Named in honor of Ensign Worth Bagley (1874-1898), an American sailor killed in the Spanish-American War, the USS Bagley (DD-386) was the first destroyer in her class. Built at the Norfolk Navy Yard, Virginia and commissioned in June 1937, she displaced 1,646 tons and 2,245 tons fully loaded. Driven by a power plant of four boilers, two steam turbines, and two propellers, her top rated speed was 38.5 knots. She could cruise for 6,500 nautical miles at 12 knots. The ship carried four 5-inch guns mounted in four turrets — two forward and two aft, four .50-caliber machine guns, and 16 21-inch torpedo tubes in four 4-tube mounts.
Her sea duty began in her first year in the Atlantic.
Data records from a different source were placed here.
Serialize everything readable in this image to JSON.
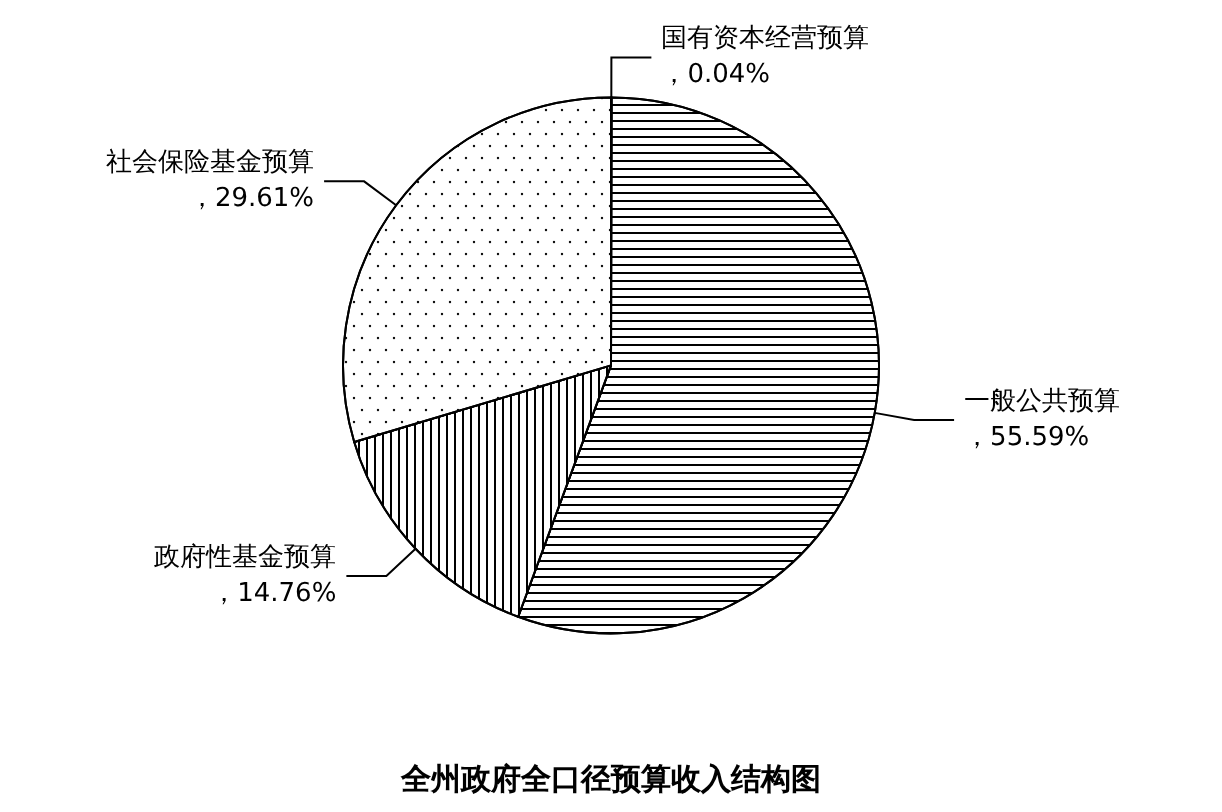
{
  "chart_data": {
    "type": "pie",
    "title": "全州政府全口径预算收入结构图",
    "categories": [
      "国有资本经营预算",
      "一般公共预算",
      "政府性基金预算",
      "社会保险基金预算"
    ],
    "values": [
      0.04,
      55.59,
      14.76,
      29.61
    ],
    "colors": [
      "#ffffff",
      "#ffffff",
      "#ffffff",
      "#ffffff"
    ],
    "value_labels": [
      "，0.04%",
      "，55.59%",
      "，14.76%",
      "，29.61%"
    ],
    "legend": false
  }
}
She steamed for the Pacific in July 1938, and she was at Pearl Harbor when the Japanese attacked the US Pacific Fleet on December 7, 1941. In the early months of the war, the Bagley performed escort duties and went with the American carrier task forces when they attacked Japanese bases in the southern Pacific in February and March 1942.
She was part of the Guadalcanal invasion fleet and fought the Japanese in the Battle of Savo Island. During the next 1.5 years, the destroyer escorted convoys and patrolled for Japanese submarines. In mid-1943, she was participated in the capture Woodlark Island and continued serving in the western area of New Britain during late 1943 and early 1944.
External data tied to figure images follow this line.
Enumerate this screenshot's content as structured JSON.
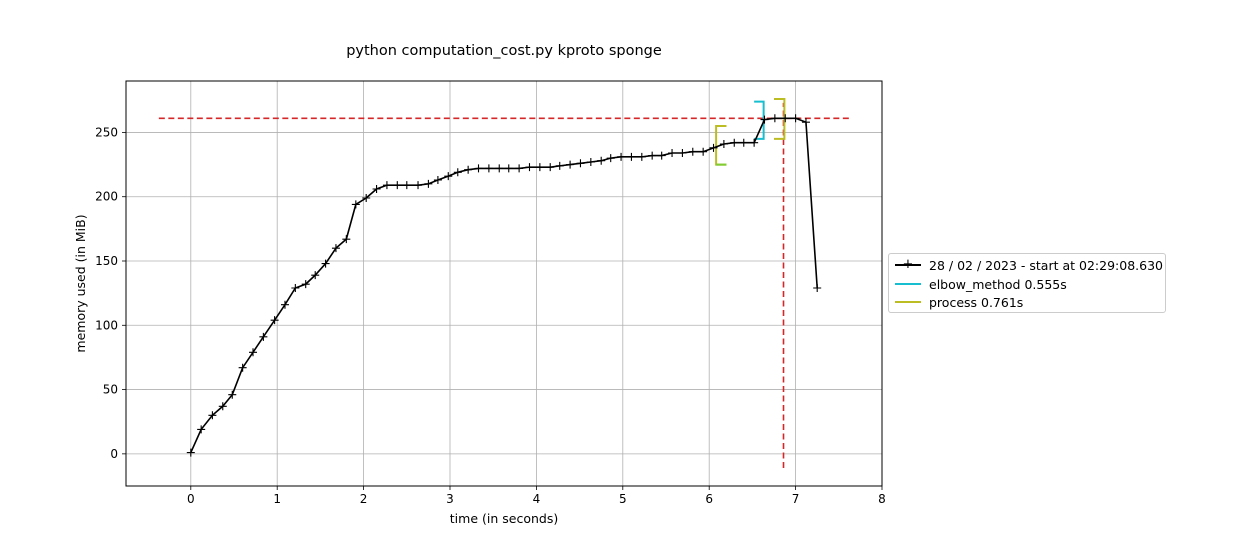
{
  "chart_data": {
    "type": "line",
    "title": "python computation_cost.py kproto sponge",
    "xlabel": "time (in seconds)",
    "ylabel": "memory used (in MiB)",
    "xlim": [
      -0.75,
      8.0
    ],
    "ylim": [
      -25,
      290
    ],
    "xticks": [
      0,
      1,
      2,
      3,
      4,
      5,
      6,
      7,
      8
    ],
    "yticks": [
      0,
      50,
      100,
      150,
      200,
      250
    ],
    "grid": true,
    "legend_placement": "outside-right",
    "series": [
      {
        "name": "28 / 02 / 2023 - start at 02:29:08.630",
        "color": "#000000",
        "marker": "+",
        "x": [
          0.0,
          0.12,
          0.25,
          0.37,
          0.48,
          0.6,
          0.72,
          0.84,
          0.97,
          1.09,
          1.21,
          1.33,
          1.44,
          1.56,
          1.68,
          1.8,
          1.91,
          2.03,
          2.15,
          2.27,
          2.39,
          2.5,
          2.63,
          2.75,
          2.86,
          2.98,
          3.09,
          3.21,
          3.33,
          3.45,
          3.57,
          3.68,
          3.8,
          3.92,
          4.04,
          4.16,
          4.27,
          4.39,
          4.51,
          4.63,
          4.75,
          4.86,
          4.98,
          5.1,
          5.22,
          5.34,
          5.45,
          5.57,
          5.69,
          5.81,
          5.93,
          6.05,
          6.17,
          6.29,
          6.4,
          6.52,
          6.64,
          6.76,
          6.88,
          7.0,
          7.12,
          7.25
        ],
        "y": [
          1,
          19,
          30,
          37,
          46,
          67,
          79,
          91,
          104,
          116,
          129,
          132,
          139,
          148,
          160,
          167,
          194,
          199,
          206,
          209,
          209,
          209,
          209,
          210,
          213,
          216,
          219,
          221,
          222,
          222,
          222,
          222,
          222,
          223,
          223,
          223,
          224,
          225,
          226,
          227,
          228,
          230,
          231,
          231,
          231,
          232,
          232,
          234,
          234,
          235,
          235,
          238,
          241,
          242,
          242,
          242,
          260,
          261,
          261,
          261,
          258,
          129
        ]
      }
    ],
    "brackets": [
      {
        "name": "elbow_method 0.555s",
        "color": "#17becf",
        "x_start": 6.52,
        "x_end": 6.63,
        "y_low": 245,
        "y_high": 274
      },
      {
        "name": "process 0.761s",
        "color": "#bcbd22",
        "x_start": 6.75,
        "x_end": 6.87,
        "y_low": 245,
        "y_high": 276
      },
      {
        "name": "",
        "color": "#bcbd22",
        "x_start": 6.2,
        "x_end": 6.08,
        "y_low": 225,
        "y_high": 255
      },
      {
        "name": "",
        "color": "#7fcc33",
        "x_start": 6.2,
        "x_end": 6.08,
        "y_low": 225,
        "y_high": 225
      }
    ],
    "max_lines": {
      "color": "#d62728",
      "y_max": 261,
      "h_x_range": [
        -0.37,
        7.62
      ],
      "x_max": 6.86,
      "v_y_range": [
        -11,
        273
      ]
    },
    "legend": [
      {
        "label": "28 / 02 / 2023 - start at 02:29:08.630",
        "color": "#000000",
        "marker": "+"
      },
      {
        "label": "elbow_method 0.555s",
        "color": "#17becf",
        "marker": ""
      },
      {
        "label": "process 0.761s",
        "color": "#bcbd22",
        "marker": ""
      }
    ]
  }
}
The Bagley steamed for the American west coast for an overhaul and then was with the fleet in the central and western Pacific. She participated in the Marianas invasion in June-July 1944 and the Battle of the Philippine Sea. Later in 1944 and early 1945, she was at the invasion of the Palaus in September, the Battle of Leyte Gulf in October, and the Lingayen Gulf invasion in January 1945. In February-May 1945, she was at the invasions of Iwo Jima and Okinawa. The destroyer accepted the Japanese surrender at Marcus Island in August 1945. When the war ended, she went to Japan as part of the American occupation of that country.
The Bagley returned to the United States in November 1945. The Navy decommissioned her in June 1946 and sold the destroyer for scrap in October 1947.